Column Geertje Visser: gedeelde smart is (geen) halve smart
Amstelveen - Over een jaar mogen we weer naar de lokale stembus, dus dat betekent dat u zich de komende 12 maanden kunt verheugen op allerlei meningsverschillen tussen politieke partijen die breed worden uitgemeten in de lokale media. Was voorheen de vraag hoe je de stad überhaupt binnenkwam (de woningnood) het belangrijkste twistpunt, inmiddels is dat onderwerp vervangen door de vraag hoe je hier zo soepel mogelijk weer wegkomt.
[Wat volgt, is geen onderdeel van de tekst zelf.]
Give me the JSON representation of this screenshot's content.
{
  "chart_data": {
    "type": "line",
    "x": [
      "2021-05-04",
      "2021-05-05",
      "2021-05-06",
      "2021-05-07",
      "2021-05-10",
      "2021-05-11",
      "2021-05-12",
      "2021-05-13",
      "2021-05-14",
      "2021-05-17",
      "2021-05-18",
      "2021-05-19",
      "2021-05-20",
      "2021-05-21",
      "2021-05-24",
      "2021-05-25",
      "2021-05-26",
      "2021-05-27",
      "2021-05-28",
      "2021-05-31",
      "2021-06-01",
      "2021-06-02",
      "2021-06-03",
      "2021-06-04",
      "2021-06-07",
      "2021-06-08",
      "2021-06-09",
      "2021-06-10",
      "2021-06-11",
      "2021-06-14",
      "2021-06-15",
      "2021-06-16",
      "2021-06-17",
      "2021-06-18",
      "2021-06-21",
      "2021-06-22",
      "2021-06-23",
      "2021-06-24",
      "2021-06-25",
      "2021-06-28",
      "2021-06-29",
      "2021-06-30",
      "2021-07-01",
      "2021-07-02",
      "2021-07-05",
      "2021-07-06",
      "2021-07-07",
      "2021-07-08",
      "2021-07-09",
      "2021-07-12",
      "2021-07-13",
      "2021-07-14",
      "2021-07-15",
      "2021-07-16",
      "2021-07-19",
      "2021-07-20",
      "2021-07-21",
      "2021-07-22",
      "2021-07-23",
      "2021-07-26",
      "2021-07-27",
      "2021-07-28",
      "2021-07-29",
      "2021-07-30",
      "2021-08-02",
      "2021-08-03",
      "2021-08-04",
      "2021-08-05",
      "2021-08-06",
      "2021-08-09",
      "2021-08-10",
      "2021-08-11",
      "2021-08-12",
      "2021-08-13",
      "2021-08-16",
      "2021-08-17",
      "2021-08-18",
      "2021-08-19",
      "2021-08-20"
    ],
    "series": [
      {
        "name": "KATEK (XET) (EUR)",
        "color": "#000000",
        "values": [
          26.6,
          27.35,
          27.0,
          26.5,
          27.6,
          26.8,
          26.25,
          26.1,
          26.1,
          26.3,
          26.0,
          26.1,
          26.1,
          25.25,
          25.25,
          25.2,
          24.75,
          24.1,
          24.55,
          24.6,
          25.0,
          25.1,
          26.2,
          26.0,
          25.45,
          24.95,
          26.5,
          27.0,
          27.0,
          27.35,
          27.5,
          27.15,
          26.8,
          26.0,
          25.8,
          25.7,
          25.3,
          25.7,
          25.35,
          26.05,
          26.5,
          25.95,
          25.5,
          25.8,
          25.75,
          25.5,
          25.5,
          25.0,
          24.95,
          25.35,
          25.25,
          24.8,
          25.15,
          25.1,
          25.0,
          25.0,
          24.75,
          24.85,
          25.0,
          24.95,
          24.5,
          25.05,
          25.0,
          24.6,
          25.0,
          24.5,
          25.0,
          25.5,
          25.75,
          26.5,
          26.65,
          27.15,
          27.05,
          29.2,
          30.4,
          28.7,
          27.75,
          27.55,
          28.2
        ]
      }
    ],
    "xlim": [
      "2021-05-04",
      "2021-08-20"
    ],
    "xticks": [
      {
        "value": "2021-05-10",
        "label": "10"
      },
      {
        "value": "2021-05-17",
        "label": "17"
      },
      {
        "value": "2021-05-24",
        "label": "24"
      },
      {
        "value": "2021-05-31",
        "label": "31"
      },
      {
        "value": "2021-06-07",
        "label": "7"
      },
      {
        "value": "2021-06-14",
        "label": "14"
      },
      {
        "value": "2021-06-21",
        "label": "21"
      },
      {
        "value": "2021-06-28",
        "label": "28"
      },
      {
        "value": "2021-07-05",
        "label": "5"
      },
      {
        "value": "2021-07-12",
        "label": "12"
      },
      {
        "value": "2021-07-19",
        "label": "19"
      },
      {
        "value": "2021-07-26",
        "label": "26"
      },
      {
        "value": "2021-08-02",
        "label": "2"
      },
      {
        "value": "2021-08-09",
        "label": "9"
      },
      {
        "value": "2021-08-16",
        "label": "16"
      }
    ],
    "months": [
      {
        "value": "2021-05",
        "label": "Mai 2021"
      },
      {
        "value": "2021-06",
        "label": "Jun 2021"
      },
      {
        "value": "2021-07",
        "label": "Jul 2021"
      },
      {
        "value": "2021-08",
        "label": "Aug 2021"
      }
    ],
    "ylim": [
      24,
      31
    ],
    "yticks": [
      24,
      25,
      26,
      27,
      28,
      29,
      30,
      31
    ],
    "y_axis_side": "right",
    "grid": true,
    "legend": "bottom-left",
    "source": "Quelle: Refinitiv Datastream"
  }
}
Een jaar geleden kondigde het college namelijk aan te gaan stoppen met deelscooters. U weet wel, dat zijn die gekleurde scooters die door de distributeurs als een zwerm ganzen ergens neer worden gekwakt. Na het inchecken kun je er zo op wegrijden. En als je uitgereden bent, kun je ze ook gewoon weer lukraak ergens achterlaten. En omdat het gevoel ‘zo, nu wil ik weer afstappen’ deelscooterberijders klaarblijkelijk op de meest willekeurige momenten overvalt, staan die scooters altijd op de meest rare plaatsen. Ergens midden op een stoep in het buitengebied (‘vanaf hier ga ik lekker verder lopen’), in de berm naast de sloot (‘dan leg ik hem nu even hier neer voor de volgende’), voor de trap van de metro (‘als ik hem nou hier neerzet, haal ik het nog nét’).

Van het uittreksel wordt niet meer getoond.